# Next Generation Audi Q7 CGI Very Consistent with Audi Design



## [email protected] (Apr 9, 2004)

Autobild published a huge collection of SUV and crossover CGIs with a story today about the growing lower end of the segment. There was little mention of the Q7 in the story, but the images included several of Audis and this shot of the biggest in the Q range. 
As CGIs go, we have to hand it to the Autobild artist labeled as futurecarProject. The magazine's designer took extra care to integrate Audi's current and known future design. the evolved grille is combined with a very interesting take on the floating grille design seen on the TTS. It's quite handsome.
As for the next-gen Q7, we can tell you what we know.

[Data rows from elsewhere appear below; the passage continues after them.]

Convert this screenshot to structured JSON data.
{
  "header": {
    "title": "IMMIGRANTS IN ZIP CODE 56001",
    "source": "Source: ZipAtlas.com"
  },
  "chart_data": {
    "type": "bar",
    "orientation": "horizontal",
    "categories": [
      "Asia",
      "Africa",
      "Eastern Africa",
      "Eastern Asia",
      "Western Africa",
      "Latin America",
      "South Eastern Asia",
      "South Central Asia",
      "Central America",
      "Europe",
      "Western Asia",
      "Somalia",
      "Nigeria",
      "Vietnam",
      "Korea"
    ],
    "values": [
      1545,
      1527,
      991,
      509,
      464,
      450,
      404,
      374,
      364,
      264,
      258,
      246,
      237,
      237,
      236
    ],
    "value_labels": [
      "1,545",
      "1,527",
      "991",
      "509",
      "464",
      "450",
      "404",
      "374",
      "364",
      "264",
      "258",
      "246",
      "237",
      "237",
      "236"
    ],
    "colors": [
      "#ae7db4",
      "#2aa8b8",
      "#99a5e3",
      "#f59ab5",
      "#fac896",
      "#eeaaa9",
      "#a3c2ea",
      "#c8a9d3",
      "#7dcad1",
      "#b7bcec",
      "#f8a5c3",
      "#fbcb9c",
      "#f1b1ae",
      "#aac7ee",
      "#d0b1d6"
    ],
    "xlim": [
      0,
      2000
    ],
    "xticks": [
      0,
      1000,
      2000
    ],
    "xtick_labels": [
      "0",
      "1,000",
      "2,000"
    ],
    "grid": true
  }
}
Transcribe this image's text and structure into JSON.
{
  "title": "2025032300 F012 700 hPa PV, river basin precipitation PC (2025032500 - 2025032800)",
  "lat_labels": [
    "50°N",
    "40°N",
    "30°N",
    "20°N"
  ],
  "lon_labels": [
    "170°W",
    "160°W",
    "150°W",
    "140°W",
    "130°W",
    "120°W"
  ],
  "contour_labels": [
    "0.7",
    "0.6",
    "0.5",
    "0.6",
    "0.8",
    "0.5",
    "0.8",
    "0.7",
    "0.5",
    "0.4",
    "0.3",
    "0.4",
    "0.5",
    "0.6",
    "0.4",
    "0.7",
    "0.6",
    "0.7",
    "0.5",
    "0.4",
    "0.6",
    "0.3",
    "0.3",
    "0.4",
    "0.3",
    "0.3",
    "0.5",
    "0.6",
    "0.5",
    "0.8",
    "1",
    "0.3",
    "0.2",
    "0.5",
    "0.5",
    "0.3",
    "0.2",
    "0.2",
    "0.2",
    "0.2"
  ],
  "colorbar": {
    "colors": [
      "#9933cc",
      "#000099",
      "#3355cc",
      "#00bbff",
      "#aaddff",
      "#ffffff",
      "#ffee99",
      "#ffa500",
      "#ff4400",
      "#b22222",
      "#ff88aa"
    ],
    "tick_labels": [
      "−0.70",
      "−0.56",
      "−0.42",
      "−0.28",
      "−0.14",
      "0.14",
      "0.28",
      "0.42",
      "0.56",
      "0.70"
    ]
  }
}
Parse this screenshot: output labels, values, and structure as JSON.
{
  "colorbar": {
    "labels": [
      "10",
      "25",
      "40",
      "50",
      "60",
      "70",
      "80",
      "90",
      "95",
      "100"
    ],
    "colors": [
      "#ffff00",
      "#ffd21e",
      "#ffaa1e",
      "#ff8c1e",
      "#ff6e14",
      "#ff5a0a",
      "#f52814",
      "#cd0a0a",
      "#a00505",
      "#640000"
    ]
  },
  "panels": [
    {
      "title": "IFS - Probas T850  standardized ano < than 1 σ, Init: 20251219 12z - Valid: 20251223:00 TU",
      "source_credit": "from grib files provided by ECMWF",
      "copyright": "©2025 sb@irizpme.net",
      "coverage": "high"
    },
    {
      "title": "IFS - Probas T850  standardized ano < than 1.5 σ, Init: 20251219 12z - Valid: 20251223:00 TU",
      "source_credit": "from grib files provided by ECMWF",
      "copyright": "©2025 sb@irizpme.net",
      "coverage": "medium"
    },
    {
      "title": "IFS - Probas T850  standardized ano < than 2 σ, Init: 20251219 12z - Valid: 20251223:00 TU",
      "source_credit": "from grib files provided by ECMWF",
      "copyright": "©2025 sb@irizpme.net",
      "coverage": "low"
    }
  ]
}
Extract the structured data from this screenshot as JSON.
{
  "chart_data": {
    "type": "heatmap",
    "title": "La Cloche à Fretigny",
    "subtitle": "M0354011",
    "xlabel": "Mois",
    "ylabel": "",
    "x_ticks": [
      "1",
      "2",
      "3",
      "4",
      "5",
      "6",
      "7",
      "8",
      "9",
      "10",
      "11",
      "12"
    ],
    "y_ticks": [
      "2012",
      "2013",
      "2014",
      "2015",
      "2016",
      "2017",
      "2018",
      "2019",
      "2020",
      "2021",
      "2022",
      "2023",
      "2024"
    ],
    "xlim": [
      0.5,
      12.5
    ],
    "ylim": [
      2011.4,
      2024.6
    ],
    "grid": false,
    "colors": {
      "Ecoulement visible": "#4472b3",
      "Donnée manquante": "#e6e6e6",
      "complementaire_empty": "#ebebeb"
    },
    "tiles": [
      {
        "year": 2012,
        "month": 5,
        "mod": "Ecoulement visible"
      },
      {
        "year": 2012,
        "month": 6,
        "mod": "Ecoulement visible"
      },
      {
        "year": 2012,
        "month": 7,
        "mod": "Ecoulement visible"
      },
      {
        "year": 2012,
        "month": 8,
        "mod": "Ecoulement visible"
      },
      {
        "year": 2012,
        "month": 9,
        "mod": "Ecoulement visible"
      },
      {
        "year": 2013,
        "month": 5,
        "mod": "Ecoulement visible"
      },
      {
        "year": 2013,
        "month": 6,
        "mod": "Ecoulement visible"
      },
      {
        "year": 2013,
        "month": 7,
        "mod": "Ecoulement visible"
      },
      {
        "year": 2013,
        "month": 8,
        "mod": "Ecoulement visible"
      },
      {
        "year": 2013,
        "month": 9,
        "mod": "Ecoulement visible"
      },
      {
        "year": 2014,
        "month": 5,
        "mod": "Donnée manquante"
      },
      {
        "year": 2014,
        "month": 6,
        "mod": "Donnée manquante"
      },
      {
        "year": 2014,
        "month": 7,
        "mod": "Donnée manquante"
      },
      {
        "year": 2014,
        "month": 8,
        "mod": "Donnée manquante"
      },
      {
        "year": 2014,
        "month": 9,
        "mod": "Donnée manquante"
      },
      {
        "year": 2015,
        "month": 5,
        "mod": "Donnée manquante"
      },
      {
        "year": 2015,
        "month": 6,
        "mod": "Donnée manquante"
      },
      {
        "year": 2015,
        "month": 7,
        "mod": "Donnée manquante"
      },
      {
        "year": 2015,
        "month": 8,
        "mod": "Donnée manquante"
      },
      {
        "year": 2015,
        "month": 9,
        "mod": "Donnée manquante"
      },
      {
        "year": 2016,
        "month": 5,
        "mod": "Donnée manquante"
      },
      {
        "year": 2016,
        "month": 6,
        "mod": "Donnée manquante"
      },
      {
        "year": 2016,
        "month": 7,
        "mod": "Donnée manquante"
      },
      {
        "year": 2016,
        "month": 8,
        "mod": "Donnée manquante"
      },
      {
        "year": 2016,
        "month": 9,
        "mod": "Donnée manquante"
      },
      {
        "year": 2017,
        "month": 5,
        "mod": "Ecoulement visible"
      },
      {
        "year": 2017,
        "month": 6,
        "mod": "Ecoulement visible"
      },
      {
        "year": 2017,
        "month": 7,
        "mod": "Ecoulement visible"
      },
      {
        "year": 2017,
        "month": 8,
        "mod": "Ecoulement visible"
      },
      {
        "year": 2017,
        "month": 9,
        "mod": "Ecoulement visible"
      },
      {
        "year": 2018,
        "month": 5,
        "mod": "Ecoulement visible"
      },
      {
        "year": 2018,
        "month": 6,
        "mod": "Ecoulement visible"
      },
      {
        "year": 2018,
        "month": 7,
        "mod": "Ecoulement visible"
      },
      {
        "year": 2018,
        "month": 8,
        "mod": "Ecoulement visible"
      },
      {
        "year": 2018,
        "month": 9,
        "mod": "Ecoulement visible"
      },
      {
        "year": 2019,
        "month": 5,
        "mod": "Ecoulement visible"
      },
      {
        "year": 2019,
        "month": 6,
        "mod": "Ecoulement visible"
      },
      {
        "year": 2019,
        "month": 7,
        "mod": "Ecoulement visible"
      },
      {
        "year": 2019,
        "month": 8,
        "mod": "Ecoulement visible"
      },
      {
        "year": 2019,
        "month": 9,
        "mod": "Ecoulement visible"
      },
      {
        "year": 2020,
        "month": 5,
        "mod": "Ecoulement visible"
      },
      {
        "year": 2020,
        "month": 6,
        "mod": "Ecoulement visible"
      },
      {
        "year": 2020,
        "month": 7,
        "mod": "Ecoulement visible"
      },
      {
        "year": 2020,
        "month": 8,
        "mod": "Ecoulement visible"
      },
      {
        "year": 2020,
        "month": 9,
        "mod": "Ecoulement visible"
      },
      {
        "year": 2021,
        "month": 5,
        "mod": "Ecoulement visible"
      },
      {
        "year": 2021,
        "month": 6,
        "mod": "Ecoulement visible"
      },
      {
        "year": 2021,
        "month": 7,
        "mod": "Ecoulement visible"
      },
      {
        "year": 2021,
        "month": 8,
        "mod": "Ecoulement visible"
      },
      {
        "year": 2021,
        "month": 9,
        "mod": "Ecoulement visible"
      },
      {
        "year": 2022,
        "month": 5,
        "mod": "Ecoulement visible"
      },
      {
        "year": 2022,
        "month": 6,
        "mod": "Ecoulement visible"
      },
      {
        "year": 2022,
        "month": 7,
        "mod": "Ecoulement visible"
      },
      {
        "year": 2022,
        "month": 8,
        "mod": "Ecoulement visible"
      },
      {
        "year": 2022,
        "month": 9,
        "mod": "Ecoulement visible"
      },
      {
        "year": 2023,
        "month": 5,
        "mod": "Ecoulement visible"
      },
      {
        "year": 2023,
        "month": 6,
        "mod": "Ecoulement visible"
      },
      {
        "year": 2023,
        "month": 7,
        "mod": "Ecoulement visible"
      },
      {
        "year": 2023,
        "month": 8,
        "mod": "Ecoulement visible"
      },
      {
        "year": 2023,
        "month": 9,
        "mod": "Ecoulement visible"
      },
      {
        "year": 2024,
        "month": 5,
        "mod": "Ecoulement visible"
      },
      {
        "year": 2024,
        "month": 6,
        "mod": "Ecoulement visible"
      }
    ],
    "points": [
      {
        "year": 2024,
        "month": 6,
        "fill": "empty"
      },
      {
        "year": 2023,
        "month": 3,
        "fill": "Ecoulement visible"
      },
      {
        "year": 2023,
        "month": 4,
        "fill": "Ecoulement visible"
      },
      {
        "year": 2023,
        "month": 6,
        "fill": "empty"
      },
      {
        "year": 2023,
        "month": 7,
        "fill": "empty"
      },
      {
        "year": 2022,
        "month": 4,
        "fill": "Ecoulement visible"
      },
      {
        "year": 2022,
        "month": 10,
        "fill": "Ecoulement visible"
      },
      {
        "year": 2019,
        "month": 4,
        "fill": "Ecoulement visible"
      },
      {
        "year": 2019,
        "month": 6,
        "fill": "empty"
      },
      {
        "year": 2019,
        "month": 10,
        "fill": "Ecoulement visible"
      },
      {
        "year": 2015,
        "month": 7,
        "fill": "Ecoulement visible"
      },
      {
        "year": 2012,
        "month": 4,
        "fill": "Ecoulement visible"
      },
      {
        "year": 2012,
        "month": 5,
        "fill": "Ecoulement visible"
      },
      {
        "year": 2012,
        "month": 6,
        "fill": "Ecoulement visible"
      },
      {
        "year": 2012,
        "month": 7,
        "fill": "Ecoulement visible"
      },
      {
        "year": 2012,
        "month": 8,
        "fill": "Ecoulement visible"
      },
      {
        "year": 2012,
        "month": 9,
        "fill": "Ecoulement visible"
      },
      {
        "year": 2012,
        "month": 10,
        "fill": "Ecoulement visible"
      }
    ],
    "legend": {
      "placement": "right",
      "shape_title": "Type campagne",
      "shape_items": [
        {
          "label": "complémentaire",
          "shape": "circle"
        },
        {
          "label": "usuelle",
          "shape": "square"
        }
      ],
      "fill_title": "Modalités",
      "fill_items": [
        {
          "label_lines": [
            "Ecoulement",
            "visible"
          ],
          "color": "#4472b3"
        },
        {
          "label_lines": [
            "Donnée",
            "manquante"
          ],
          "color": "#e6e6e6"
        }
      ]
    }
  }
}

First of all, the Q7 will migrate from the current underpinnings to Audi's modular longitudinal architecture (MLB), as will its VW Touareg and Porsche Cayenne cousins. The move will offer much more flexibility in design thanks to cost savings through use of shared components with other MLB offerings that will eventually range from the A4 on up to the A8. 
As for engines, we expect a brawnier next-generation 3.0 TDI, and a new base engine using the 3.0T FSI will debut in the facelifted version of the current car before that lifecycle is over. 
Read more (in German) on the Audi Q1 and Q3 and see more CGIs of the smaller audi crossovers at Autobild after the jump.
* Full Story *


----------



## PUMA4kicks (Aug 10, 2007)

*Re: Next Generation Audi Q7 CGI Very Consistent with Audi Design ([email protected])*

I never saw this, really nice. I have confidence the next Q7 will be a very good looking car. Audi has had a progressively good track record for designing some of the best looking cars in the industry. 
O, and if the next Q7 is to share underpinnings with it's Porsche and Vee Dub brethren shouldn't it also shrink in size along with the other two? 



_Modified by PUMA4kicks at 7:04 PM 8/9/2009_


----------